In a previous installment of this column, I discussed the A10 Cyclone SA, a goofy-ass home appliance lookalike that seemingly specializes in slowly sanding dicks into oblivion. Even today, I think it remains the most unnecessarily spooky item on that list, which is saying something, considering that the article also included a giant artificial vagina for your face.
So of course it turns out this vacuum cleaner / sander vortex was just one part of a bigger product family. Namely, the sane part. Here's its grumpy old uncle, the R-1, which takes its design aesthetic from that sexiest of all appliances: the blender.
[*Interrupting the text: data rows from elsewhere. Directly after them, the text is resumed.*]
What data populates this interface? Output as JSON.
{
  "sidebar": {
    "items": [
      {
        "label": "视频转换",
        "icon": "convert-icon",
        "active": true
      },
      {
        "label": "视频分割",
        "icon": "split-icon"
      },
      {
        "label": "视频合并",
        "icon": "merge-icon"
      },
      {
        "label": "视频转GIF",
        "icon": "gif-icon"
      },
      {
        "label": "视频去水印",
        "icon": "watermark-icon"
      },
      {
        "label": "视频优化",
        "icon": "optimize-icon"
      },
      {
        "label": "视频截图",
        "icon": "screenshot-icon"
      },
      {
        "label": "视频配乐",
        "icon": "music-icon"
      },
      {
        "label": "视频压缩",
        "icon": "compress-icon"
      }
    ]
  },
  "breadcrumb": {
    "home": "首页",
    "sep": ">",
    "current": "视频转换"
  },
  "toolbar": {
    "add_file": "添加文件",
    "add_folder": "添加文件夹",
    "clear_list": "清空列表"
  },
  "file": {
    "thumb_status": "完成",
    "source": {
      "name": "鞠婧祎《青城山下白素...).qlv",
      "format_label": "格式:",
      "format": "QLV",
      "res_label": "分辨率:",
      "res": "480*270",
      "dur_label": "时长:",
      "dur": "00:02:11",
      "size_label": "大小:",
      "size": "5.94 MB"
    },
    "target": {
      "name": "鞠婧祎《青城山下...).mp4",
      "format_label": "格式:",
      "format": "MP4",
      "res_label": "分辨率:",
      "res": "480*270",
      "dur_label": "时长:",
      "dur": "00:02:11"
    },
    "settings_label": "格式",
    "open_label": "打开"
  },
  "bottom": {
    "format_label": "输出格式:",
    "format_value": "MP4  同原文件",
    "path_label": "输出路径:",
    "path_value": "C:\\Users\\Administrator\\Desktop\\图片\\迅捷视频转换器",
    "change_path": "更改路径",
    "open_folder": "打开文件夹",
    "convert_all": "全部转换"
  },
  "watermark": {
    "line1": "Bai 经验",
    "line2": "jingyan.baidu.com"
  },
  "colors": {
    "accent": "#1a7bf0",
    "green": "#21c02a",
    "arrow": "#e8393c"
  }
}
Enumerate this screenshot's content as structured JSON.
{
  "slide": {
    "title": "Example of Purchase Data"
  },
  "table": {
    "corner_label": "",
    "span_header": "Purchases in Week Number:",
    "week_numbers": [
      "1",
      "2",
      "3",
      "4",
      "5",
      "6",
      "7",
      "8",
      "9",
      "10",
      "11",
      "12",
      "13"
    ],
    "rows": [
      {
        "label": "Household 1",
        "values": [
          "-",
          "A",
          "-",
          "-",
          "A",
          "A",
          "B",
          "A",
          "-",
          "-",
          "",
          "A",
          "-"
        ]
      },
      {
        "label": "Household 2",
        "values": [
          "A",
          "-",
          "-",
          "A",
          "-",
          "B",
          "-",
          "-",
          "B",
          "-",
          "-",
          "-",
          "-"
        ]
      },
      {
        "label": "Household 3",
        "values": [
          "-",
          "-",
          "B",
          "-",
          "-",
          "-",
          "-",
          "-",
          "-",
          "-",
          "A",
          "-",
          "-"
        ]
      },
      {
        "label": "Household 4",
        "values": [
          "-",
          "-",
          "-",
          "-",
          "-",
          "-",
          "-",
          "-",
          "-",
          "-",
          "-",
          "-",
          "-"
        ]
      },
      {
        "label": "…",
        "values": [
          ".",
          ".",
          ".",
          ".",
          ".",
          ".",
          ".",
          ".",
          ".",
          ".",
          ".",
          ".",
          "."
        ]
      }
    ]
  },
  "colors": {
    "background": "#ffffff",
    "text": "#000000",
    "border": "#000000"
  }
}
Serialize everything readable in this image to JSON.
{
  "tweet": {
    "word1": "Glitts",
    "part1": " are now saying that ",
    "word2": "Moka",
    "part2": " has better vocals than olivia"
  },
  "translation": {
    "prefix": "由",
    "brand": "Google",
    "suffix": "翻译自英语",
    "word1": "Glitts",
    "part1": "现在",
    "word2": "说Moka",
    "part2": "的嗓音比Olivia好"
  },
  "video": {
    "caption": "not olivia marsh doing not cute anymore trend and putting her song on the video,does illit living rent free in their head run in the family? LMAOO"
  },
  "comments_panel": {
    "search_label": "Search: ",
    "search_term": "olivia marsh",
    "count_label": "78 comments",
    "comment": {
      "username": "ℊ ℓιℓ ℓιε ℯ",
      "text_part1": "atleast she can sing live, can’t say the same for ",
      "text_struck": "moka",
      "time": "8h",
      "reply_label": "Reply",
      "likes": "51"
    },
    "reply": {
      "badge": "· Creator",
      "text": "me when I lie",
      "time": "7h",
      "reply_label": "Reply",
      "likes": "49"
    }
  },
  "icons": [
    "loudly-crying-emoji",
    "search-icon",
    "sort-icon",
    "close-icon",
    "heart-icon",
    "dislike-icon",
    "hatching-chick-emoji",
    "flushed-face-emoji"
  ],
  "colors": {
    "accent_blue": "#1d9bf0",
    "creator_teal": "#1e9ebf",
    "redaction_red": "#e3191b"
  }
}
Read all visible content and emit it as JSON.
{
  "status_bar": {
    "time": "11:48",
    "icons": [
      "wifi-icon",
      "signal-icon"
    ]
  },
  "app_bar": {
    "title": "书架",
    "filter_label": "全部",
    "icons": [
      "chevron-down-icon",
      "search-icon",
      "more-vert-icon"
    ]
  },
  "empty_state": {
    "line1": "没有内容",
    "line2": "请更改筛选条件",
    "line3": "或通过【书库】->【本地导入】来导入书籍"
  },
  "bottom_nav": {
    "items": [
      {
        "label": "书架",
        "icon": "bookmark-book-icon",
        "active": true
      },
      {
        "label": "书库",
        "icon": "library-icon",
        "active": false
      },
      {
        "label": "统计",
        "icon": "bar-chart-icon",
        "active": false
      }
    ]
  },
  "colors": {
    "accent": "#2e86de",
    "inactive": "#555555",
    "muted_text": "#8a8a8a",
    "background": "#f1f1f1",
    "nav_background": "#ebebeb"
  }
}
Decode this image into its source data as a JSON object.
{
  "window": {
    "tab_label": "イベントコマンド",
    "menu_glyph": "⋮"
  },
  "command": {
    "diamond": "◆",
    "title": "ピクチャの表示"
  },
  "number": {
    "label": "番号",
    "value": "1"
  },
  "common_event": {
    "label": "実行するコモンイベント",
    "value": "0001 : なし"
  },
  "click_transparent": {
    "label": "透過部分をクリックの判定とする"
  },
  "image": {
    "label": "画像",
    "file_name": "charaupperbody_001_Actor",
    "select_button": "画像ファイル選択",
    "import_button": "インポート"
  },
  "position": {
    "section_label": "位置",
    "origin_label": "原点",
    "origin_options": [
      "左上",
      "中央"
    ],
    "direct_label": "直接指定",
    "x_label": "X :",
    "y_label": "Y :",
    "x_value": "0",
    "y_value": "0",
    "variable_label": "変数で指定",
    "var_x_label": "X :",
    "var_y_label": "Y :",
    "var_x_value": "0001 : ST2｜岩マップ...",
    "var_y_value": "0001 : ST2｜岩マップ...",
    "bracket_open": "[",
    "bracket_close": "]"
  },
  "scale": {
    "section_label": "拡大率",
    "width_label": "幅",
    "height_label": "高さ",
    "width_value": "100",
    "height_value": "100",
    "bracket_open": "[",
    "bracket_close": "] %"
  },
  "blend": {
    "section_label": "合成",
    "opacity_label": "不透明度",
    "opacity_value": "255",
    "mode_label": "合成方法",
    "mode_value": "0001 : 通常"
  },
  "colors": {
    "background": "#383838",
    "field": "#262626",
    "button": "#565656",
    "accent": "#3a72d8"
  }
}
Yep, seriously. Here's a guy demonstrating it on a rubber wang:
YouTube
Which you just know was a good three inches longer before they turned that thing on.
As any of my co-workers who bought my DIY firenado kit at the last company picnic can attest, I'm not the best person to preach about product safety. However, even I feel that a thing specifically designed for dong contact (dongtact) should have at least two requirements: 1) the product shouldn't look and act like its only available settings are "sander circumcision" and "full transition surgery", and 2) failing that, it should at least be somewhat intuitive to use. Guess how the R-1A10 Cyclone performs on the latter front?
Via ikOala
Is that an emergency beacon? Pretty certain it would come in handy.